Bolsonaro sanciona lei que institui programa Casa Verde e Amarela


Por Sandra Manfrini

Brasília, 12/1/2021 - O presidente Jair Bolsonaro sancionou o projeto de lei de conversão que institui o programa habitacional Casa Verde e Amarela, formulado pelo governo para substituir o Minha Casa, Minha Vida (MCMV). A proposta, agora convertida em Lei que deve ser publicada no Diário Oficial da União desta quarta-feira, teve origem na Medida Provisória 996, que foi aprovada pelo Senado em 8 de dezembro depois de receber o aval da Câmara.

O novo programa prioriza as regiões Norte e Nordeste e conta com taxas de juros menores. O objetivo é atender 1,6 milhão de famílias de baixa renda com o financiamento habitacional até 2024, de acordo com o Ministério do Desenvolvimento Regional (MDR).

O grupo de maior renda que será atendido pelo novo programa habitacional poderá financiar imóveis com taxa de juros a partir de 7,16% ao ano, sem distinção entre as regiões do País.

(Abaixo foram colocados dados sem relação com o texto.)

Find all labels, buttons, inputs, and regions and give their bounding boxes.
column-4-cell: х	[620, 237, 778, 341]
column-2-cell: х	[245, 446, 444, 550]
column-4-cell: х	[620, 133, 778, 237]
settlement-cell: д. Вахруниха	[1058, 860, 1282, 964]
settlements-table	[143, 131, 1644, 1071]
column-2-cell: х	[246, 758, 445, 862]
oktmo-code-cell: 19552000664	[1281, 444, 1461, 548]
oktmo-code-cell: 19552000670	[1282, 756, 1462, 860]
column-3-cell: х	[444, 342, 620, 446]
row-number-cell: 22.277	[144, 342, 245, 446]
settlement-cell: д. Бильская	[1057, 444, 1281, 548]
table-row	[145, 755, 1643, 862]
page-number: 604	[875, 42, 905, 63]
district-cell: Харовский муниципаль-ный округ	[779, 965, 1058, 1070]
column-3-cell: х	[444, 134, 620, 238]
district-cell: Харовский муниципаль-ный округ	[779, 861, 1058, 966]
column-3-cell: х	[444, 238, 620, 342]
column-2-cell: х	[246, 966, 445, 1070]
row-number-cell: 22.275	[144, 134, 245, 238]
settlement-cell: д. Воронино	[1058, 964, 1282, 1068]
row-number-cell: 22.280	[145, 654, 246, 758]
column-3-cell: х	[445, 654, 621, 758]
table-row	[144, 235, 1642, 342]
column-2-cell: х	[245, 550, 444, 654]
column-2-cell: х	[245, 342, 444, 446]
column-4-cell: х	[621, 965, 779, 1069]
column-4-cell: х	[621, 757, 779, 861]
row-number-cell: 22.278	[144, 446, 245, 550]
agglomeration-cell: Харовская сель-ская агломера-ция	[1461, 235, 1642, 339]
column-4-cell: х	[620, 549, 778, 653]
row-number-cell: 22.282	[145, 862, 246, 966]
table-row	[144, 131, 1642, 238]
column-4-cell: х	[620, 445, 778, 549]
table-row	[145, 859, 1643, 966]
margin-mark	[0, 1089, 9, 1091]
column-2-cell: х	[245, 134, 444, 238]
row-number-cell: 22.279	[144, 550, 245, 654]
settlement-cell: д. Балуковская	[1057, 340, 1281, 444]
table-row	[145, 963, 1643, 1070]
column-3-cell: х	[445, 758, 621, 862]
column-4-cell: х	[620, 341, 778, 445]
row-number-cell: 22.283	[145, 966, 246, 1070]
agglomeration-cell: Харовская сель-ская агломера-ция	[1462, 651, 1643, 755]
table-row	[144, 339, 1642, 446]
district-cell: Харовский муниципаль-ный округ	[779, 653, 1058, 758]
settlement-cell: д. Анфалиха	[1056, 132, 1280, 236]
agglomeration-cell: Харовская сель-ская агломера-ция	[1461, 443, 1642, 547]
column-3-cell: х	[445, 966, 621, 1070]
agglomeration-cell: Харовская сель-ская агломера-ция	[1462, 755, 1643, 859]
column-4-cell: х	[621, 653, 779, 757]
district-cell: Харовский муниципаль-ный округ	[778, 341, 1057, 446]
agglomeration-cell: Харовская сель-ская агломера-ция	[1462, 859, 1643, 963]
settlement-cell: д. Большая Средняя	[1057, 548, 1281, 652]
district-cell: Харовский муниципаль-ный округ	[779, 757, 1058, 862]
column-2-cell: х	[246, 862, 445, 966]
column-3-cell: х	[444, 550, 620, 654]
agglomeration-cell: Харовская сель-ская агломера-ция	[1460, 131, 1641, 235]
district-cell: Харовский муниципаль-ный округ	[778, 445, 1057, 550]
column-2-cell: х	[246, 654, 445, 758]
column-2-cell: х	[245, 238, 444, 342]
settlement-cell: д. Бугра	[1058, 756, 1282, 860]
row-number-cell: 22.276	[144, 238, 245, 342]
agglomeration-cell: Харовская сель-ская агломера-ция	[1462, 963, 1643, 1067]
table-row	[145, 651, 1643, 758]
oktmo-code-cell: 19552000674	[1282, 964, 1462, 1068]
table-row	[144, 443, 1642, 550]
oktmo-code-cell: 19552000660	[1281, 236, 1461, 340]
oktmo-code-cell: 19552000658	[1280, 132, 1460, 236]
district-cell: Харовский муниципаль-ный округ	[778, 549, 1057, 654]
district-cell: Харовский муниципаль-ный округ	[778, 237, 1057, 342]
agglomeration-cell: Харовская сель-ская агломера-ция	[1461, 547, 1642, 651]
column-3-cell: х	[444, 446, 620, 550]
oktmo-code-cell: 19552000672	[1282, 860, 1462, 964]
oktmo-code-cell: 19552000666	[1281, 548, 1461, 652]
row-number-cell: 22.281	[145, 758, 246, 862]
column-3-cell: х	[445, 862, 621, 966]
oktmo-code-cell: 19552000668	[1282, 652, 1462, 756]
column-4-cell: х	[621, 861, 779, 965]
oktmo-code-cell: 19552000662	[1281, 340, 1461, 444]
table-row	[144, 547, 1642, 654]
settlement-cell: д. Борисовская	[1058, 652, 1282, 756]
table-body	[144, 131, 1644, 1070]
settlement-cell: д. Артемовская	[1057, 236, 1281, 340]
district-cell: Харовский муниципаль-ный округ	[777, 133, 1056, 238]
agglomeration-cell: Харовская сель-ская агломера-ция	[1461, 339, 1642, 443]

O alvo, chamado de "grupo 3", são as famílias com renda mensal que vai de R$ 4 mil a R$ 7 mil.

Para o grupo 2, que atende famílias com renda entre R$ 2 mil mensais e R$ 4 mil mensais, o governo elaborou taxas de juros que partem de 4,75% ao ano para Nordeste e Norte e de 5% para as demais regiões. O piso das taxas é direcionado a cotistas do Fundo de Garantia do Tempo de Serviço (FGTS).

No grupo 1, que atenderá famílias mais pobres, com renda mensal de até R$ 2 mil, a taxa de juros foi definida a partir de 4,25% ao ano para Norte e Nordeste, e 4,5% para o resto do Brasil.

Em nota, a Secretaria Geral da Presidência da República informou que, após manifestação técnica dos ministérios competentes, o presidente decidiu vetar o dispositivo que estendia ao Casa Verde e Amarela as regras de um regime tributário concedido às construtoras atualmente submetidas ao MCMV, que dispõem de recolhimento unificado de tributos equivalentes à 4% da receita mensal auferida pelo contrato de construção.

"Apesar de meritória a intenção do legislador, a proposição encontra óbice jurídico por não apresentar a estimativa do respectivo impacto orçamentário e medidas compensatórias correspondentes, em violação às regras do art. 113 do ADCT, do art. 14 da Lei Complementar nº 101, de 2000 (LRF), bem como do art. 116 da Lei nº 13.898, de 2019 (LDO 2020). Ademais, a medida incorre na inobservância do art. 137, da Lei nº 14.116, de 2020 (LDO 2021), que estabelece que o prazo de vigência do benefício fiscal deve conter cláusula de, no máximo, cinco anos", justifica o governo na nota.

A Secretaria Geral lembra que a decisão final sobre os vetos caberá ao Congresso, que tem a prerrogativa constitucional de apreciá-los. O texto final da lei sancionada com os vetos ainda não foi disponibilizado.